Großes Reinemachen im Sealife in Timmendorfer Strand: Taucher Oliver Volz und Zootierpfleger Stefan Tauscher haben am Dienstagmorgen alle Hände voll zu tun. Sie schrubben das 220 000 Liter fassende Ozeanbecken. Die Algen müssen weg.

 Sie sollen runter von den Kunststoff-Korallen. Die Ausscheidungen der Meeresbewohner am Boden müssen mit einer Saugglocke entfernt werden. Doch nicht nur das: Auch den Schildkröten verpassen Volz und Tauscher mit einem Schrubber eine Massage an Panzer und Bauch. Die sind als Pflanzenfresser nämlich die größten tierischen Dreckmacher. Etwa Meeresschildkröte „Speedy“, 17 Jahre alt, 113 Kilo schwer. Sie frisst viel Gemüse und scheidet demnach viele Rohfasern aus. Das ist gut für die Algen, aber auf lange Sicht schlecht für die Meeresbewohner.

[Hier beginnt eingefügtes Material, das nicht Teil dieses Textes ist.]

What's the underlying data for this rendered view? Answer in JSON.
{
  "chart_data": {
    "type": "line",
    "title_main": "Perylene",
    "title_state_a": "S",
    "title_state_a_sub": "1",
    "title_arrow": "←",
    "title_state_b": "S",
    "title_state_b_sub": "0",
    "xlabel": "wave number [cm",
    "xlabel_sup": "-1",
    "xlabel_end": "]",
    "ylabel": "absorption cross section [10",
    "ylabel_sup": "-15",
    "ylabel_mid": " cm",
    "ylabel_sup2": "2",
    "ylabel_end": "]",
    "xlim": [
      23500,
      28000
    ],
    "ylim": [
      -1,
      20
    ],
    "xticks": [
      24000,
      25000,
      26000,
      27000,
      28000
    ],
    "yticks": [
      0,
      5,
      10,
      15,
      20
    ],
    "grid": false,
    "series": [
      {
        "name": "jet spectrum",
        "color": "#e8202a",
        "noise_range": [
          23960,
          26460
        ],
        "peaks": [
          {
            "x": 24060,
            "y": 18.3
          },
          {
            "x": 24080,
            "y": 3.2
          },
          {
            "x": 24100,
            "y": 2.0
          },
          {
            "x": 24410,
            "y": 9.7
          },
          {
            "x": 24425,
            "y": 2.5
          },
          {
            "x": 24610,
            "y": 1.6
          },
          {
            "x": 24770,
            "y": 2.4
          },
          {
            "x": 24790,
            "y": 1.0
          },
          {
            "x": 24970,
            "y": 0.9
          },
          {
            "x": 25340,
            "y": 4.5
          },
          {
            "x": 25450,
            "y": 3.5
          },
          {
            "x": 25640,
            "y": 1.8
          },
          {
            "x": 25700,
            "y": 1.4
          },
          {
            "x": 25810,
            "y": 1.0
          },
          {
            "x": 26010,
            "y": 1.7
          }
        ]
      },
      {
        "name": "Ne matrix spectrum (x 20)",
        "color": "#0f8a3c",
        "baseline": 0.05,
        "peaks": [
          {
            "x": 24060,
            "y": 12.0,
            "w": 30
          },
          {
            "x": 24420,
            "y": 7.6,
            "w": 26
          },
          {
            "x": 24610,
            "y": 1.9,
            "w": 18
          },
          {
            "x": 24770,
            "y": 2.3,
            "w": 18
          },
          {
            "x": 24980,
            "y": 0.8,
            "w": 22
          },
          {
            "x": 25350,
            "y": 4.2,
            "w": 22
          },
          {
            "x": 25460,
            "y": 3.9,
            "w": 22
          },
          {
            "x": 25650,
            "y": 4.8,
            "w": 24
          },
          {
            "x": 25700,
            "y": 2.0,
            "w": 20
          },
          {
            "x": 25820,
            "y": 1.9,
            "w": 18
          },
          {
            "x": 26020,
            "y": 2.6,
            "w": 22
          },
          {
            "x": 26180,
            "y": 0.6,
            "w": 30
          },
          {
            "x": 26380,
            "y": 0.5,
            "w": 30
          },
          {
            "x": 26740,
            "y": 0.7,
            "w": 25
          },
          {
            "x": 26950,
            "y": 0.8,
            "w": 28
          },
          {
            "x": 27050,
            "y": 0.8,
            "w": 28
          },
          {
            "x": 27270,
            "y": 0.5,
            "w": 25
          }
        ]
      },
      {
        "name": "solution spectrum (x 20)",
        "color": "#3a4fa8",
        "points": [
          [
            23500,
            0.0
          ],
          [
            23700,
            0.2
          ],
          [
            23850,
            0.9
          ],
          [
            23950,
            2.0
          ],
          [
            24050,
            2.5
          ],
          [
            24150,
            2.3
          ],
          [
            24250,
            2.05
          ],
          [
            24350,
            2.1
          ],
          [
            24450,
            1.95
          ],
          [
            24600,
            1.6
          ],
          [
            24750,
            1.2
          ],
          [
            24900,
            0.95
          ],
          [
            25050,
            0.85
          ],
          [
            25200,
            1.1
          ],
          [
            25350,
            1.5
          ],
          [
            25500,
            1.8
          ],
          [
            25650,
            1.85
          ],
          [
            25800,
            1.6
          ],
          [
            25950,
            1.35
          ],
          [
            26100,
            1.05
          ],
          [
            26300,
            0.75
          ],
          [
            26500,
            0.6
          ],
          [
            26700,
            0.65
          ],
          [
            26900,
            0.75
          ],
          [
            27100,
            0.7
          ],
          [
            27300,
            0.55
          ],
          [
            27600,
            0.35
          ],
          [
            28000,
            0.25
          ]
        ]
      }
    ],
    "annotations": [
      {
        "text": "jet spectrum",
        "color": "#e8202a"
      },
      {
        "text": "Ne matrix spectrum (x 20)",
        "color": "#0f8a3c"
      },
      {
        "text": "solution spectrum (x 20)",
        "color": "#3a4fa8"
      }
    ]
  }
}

Alle drei Monate müssen die riesigen Fensterfronten und Becken im Sealife gereinigt werden. Mit dabei: die Unterwasserbewohner. Auch die Schildkröten helfen beim Frühjahrsputz – und werden mit Bürsten geschrubbt.

Leichtes Panzer-Schrubben ist wie Massage

Bei einer Panzerlänge von 89 Zentimetern hat der Taucher beim Schrubben viel Fläche vor sich. „Speedy“ scheint das zu gefallen. Denn unter dem Panzer enden die Nervenstränge. Konditioniert ist „Speedy“ auch schon: Als der Taucher sich vorsichtig in das Becken fallen lässt, kommt der Koloss automatisch in seine Richtung geschwommen.

„Speedy“ kennt das Prozedere, jeden Tag schrubbt einer der Aquaristen ihren Panzer vom Beckenrand aus mit einer Bürste. Und alle drei Monate, wenn das Aquarium komplett gereinigt wird, bekommt der Panzer eine Extra-Massage mit dem großen Schrubber im Wasser. „Sie fordert das auch und fällt dann in eine Starre“, erzählt Zootierpfleger Stefan Tauscher, der seit neun Jahren im Sealife arbeitet.

Putzen der Schildkröten hat praktische Gründe

Auch eine kleinere Zierschildkröte fischt Tauscher aus einem Wasserbecken, um ihren Panzer zu inspizieren. Doch zuerst kommt das Tier auf die Waage: 230 Gramm, 12,5 Zentimeter lang, zehn Zentimeter breit, notiert der Pfleger. „Alles in Ordnung.“ Wie bei den eigenen Kindern müsse man die Tiere regelmäßig messen, um zu wissen, ob sie sich gut entwickeln. Mit einer Zahnbürste entfernt Tauscher dann vorsichtig einige Schuppen. „Da muss die Schildkröte durch“, sagt der Pfleger. Wenn er merke, sie sei zu aufgeregt, breche er ab und wiederhole die Prozedur später noch einmal. Das Reinigen versuche er, so kurz wie möglich zu halten.

Das Putzen der Schildkröten habe auch praktische Gründe für die Tiere selbst. „Wir wollen ihre Hygiene unterstützen“, erklärt Tauscher. Damit der Panzer wachsen kann und Bakterien entfernt werden, fällt in freier Wildbahn die oberste Schuppenschicht automatisch ab. Im künstlich errichteten Becken hingegen klappt das nicht, da müssen die Pfleger die Schildkröten dabei mit den Bürsten unterstützen.

Was Besucher erwartet

2500 Tiere insgesamt, rund 100 Arten aus der Unterwasserwelt, wohnen im Sealife in Timmendorfer Strand. Die Bewohner der Aquarien sind nicht nur Meeres- und Zierschildkröten. Auch Haie, schillernde Fische und Oktopusse können Besucher durch 180 Quadratmeter Fensterfläche hindurch bestaunen. Insgesamt gibt es 40 Becken.

Obwohl das Putzen der Becken mit den Meerestieren im Nacken für den Taucher anspruchsvoll ist: Gefährlich sei es nicht, sagt Tierpfleger Tauscher. Obwohl auch einige Haie durchs Wasser düsen? Der Tierpfleger ist sich sicher: „Der Taucher fällt nicht in ihr Beuteschema.“ Wichtig sei es allerdings schon, keine Hektik zu verbreiten, damit die Pfleger von Fischen und Schildkröten nicht als Feind wahrgenommen werden.